The cadence of a frolicking deer.
Brash disputes between husband and wife—the husband’s domineering voice almost drowning out the wife’s plaintive lament.
The roar of a tempest and thundering clouds.
A horse galloping to freedom through a vista of unpunctuated space.
These are not images from pages of poetry, but metaphors to help the audience understand the syntax of tabla, running motifs often deployed by the greats such as Ustad Zakir Hussain to help bring meaning to the tabla's classical language.
According to the gifted tabla player Yashwant Vaishnav, Sangeet Natak Academy’s ‘Ustad Bismillah Khan Yuva Puraskar’ winner, recipient of the ‘Bal Shree’ award and a musician who is often referred to as ‘Pride of the nation’ by many, such imagery also helps anchor one’s imagination.
“The tabla’s bhasha (language)...it’s understood better when you explain it,” he says.
His appreciation of the educational aspect of tabla makes sense, as Vaishnav is a classically trained musician undertaking two types of talim (education).

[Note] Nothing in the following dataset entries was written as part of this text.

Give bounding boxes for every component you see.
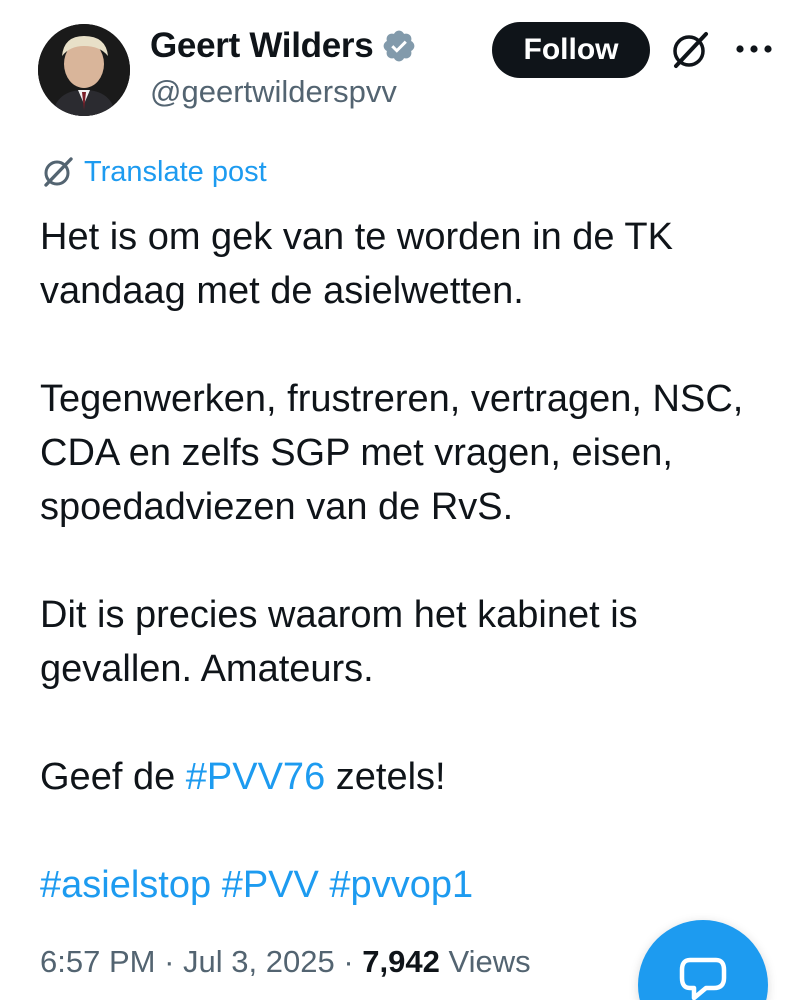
follow-button[interactable]: Follow: [492, 22, 650, 78]
translate-label: Translate post: [84, 155, 267, 188]
avatar[interactable]: [38, 24, 130, 116]
reply-fab-button[interactable]: [638, 920, 768, 1000]
translate-post-link[interactable]: Translate post: [40, 154, 267, 190]
hashtag-row: #asielstop #PVV #pvvop1: [40, 858, 780, 912]
profile-photo-icon: [38, 24, 130, 116]
hashtag-link[interactable]: #asielstop: [40, 864, 211, 906]
author-display-name[interactable]: Geert Wilders: [150, 26, 374, 66]
post-text: Het is om gek van te worden in de TK van…: [40, 210, 780, 912]
post-meta: 6:57 PM · Jul 3, 2025 · 7,942 Views: [40, 944, 531, 980]
author-handle[interactable]: @geertwilderspvv: [150, 74, 417, 110]
post-paragraph: Tegenwerken, frustreren, vertragen, NSC,…: [40, 378, 744, 528]
post-paragraph: Dit is precies waarom het kabinet is gev…: [40, 594, 638, 690]
hashtag-link[interactable]: #pvvop1: [329, 864, 473, 906]
author-block: Geert Wilders @geertwilderspvv: [150, 24, 417, 110]
meta-separator: ·: [343, 944, 354, 979]
views-label: Views: [448, 944, 531, 979]
post-time[interactable]: 6:57 PM: [40, 944, 155, 979]
name-row: Geert Wilders: [150, 24, 417, 68]
post-text-segment: Geef de: [40, 756, 186, 798]
post-date[interactable]: Jul 3, 2025: [183, 944, 335, 979]
hashtag-link[interactable]: #PVV: [222, 864, 319, 906]
post-header: Geert Wilders @geertwilderspvv Follow: [0, 0, 812, 140]
views-count: 7,942: [362, 944, 440, 979]
post-paragraph: Het is om gek van te worden in de TK van…: [40, 216, 673, 312]
meta-separator: ·: [164, 944, 175, 979]
more-icon[interactable]: [734, 34, 774, 64]
reply-compose-icon: [679, 957, 727, 1000]
verified-badge-icon: [384, 30, 415, 62]
post-text-segment: zetels!: [325, 756, 446, 798]
grok-icon[interactable]: [668, 28, 712, 72]
hashtag-link[interactable]: #PVV76: [186, 756, 325, 798]
post-paragraph: Geef de #PVV76 zetels!: [40, 750, 780, 804]
translate-icon: [44, 157, 73, 187]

He trained under Dr. Hemant Sachdeva and Pandit Mukund Bhale for over a decade, and is presently under the tutelage of tabla player Pandit Yogesh Samsi. Simultaneously, he is also pursuing a PhD in tabla, the dissertation topic for which he is currently deciding, and has already completed his Master’s in tabla from Indrakala Sangeet Vishwavidyalaya in Chhattisgarh, India.
But the talim from his gurus is more challenging and all-consuming than textbook education or research, he believes.

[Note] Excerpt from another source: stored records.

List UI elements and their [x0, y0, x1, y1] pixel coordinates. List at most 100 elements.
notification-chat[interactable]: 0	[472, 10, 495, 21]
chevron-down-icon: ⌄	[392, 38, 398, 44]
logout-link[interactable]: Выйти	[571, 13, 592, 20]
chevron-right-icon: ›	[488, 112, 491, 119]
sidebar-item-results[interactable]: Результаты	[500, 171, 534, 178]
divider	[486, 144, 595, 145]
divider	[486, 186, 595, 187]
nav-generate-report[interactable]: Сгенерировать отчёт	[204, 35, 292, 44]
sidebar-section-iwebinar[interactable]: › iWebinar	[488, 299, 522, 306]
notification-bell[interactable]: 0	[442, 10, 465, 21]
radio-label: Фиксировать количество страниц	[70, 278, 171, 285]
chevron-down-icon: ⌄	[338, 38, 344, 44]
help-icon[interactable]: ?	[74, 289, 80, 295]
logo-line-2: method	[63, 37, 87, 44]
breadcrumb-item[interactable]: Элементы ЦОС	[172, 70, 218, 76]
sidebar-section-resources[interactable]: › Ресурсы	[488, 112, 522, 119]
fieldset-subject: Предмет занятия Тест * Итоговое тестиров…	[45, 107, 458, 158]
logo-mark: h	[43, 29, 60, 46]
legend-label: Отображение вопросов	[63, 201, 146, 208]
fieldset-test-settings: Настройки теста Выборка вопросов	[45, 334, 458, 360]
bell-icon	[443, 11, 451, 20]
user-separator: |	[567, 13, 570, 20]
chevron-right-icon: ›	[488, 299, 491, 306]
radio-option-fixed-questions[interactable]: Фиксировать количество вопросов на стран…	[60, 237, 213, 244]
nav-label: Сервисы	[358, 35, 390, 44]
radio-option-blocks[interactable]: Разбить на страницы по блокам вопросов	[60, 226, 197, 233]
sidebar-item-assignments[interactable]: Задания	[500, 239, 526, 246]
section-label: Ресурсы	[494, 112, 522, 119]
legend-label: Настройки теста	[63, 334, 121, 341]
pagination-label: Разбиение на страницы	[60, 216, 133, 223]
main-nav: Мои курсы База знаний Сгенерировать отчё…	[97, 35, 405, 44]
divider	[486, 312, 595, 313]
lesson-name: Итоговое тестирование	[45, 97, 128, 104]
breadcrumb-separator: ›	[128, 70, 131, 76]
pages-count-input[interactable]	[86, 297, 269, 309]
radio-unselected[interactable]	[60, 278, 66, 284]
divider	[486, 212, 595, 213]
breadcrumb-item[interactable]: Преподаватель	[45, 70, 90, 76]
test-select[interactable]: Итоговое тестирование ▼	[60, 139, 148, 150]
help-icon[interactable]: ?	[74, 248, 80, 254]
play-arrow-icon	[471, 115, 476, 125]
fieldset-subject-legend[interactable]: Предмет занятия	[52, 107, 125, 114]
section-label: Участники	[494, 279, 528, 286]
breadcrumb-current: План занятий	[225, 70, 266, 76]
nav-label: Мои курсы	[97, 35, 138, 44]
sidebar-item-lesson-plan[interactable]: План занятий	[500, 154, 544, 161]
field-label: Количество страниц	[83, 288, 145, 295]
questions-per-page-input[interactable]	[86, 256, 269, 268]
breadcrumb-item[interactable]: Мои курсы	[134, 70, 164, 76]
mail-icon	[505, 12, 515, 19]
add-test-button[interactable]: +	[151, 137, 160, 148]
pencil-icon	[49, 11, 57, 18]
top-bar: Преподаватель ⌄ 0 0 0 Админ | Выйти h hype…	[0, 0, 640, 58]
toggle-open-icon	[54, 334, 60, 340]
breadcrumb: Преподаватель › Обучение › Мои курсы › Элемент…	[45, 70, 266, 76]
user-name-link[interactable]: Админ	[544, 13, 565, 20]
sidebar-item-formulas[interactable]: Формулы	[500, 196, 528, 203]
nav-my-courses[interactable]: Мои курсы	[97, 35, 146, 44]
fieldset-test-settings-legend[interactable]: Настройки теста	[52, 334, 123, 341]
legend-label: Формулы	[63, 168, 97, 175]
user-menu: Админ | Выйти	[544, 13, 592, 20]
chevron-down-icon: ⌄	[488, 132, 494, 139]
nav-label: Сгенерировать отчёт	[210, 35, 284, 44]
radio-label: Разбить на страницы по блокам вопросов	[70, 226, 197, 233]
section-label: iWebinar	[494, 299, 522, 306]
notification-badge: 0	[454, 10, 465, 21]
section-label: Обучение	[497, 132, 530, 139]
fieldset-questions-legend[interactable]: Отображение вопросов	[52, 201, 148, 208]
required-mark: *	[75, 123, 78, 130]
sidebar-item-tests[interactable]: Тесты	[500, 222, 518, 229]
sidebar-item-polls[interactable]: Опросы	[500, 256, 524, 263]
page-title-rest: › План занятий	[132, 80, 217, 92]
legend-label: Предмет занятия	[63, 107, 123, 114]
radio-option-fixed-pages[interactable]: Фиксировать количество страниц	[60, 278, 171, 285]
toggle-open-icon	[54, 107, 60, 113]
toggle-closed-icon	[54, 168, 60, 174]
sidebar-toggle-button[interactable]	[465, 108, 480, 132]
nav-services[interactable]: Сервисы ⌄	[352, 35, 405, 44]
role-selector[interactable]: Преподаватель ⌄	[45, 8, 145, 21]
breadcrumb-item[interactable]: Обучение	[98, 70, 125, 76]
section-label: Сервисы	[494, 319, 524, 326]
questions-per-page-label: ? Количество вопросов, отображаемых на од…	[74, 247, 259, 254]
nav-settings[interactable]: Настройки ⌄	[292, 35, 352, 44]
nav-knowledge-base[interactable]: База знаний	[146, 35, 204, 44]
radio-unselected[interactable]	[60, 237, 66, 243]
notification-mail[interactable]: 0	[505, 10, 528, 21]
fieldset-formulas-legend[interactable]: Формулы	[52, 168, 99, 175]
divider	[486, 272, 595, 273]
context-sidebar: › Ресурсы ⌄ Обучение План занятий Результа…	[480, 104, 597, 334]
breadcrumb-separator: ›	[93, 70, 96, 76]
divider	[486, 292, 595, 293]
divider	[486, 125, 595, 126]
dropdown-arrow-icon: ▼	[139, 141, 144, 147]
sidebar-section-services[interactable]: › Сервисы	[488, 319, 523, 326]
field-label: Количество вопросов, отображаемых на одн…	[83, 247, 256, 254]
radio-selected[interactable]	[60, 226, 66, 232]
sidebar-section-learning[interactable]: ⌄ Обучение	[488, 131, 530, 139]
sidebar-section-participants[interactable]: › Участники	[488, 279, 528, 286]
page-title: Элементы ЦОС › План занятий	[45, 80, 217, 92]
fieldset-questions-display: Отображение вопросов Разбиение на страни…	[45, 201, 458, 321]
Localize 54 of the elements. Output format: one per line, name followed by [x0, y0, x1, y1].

“That vidya (education) will continue until my dying breath,” he says, “The more I learn, the more I realise how little I know.”
The depth of his musical mastery—which, as a child prodigy who started his initial learning at the age of three under his father Shri Rajendra Vaishnav—has always far surpassed his years, stems from his own unflinching pursuit of the art form.
Growing up, Vaishnav didn’t have a typical childhood routine. His father, noticing his son’s love for the tabla, first taught the art and science to his wife—an endearing move to ensure Vaishnav could continue to receive appropriate training even if his father had to be away for work. At 3:30 am sharp, little Vaishnav would be up for his riyaz or practice, which he continued until 6:30 am until it was time to get ready for school. At 3:30 pm, after returning, it would be time for another session before homework. “Lunch and PE were my favourite classes to sleep in,” he laughs, admitting that, “Until twelfth grade, I got very little sleep.”
But his passion was all-consuming. “I could skip academics for a day, and sometimes deferred my exams. But I can never skip my riyaz.”
While the 3:30 am session sounds extreme, it’s actually a popular time for musicians to hone their craft, explains Vaishnav. “The whole world is shant [calm] at that time. Whatever’s going to happen will happen after 7 am,” he says, “And elders say that the gods have their most dynamic energy then. It’s a beautifully serene time for meditative thought.” The holistic nature of the artform leads to a deep, almost trance-like and fixed pursuit of education, and the mastery that results is unparalleled.
Essentially, in keeping with Indian classical music tradition, the music is improvised, requiring great dexterity and uncompromising command. “It’s not the type of music you can just memorise and perform,” Vaishnav states, “Each qaida [fixed composition] could have ten vistaars [improvisations]. You encounter a problem and there could be multiple solutions. And the discerning audience? They come along with you for the journey, noticing the seeds you’re sowing…the breadcrumbs you’re leaving…and anticipating the final harvest when the disparate strands will culminate and be reaped right in front of their very eyes.”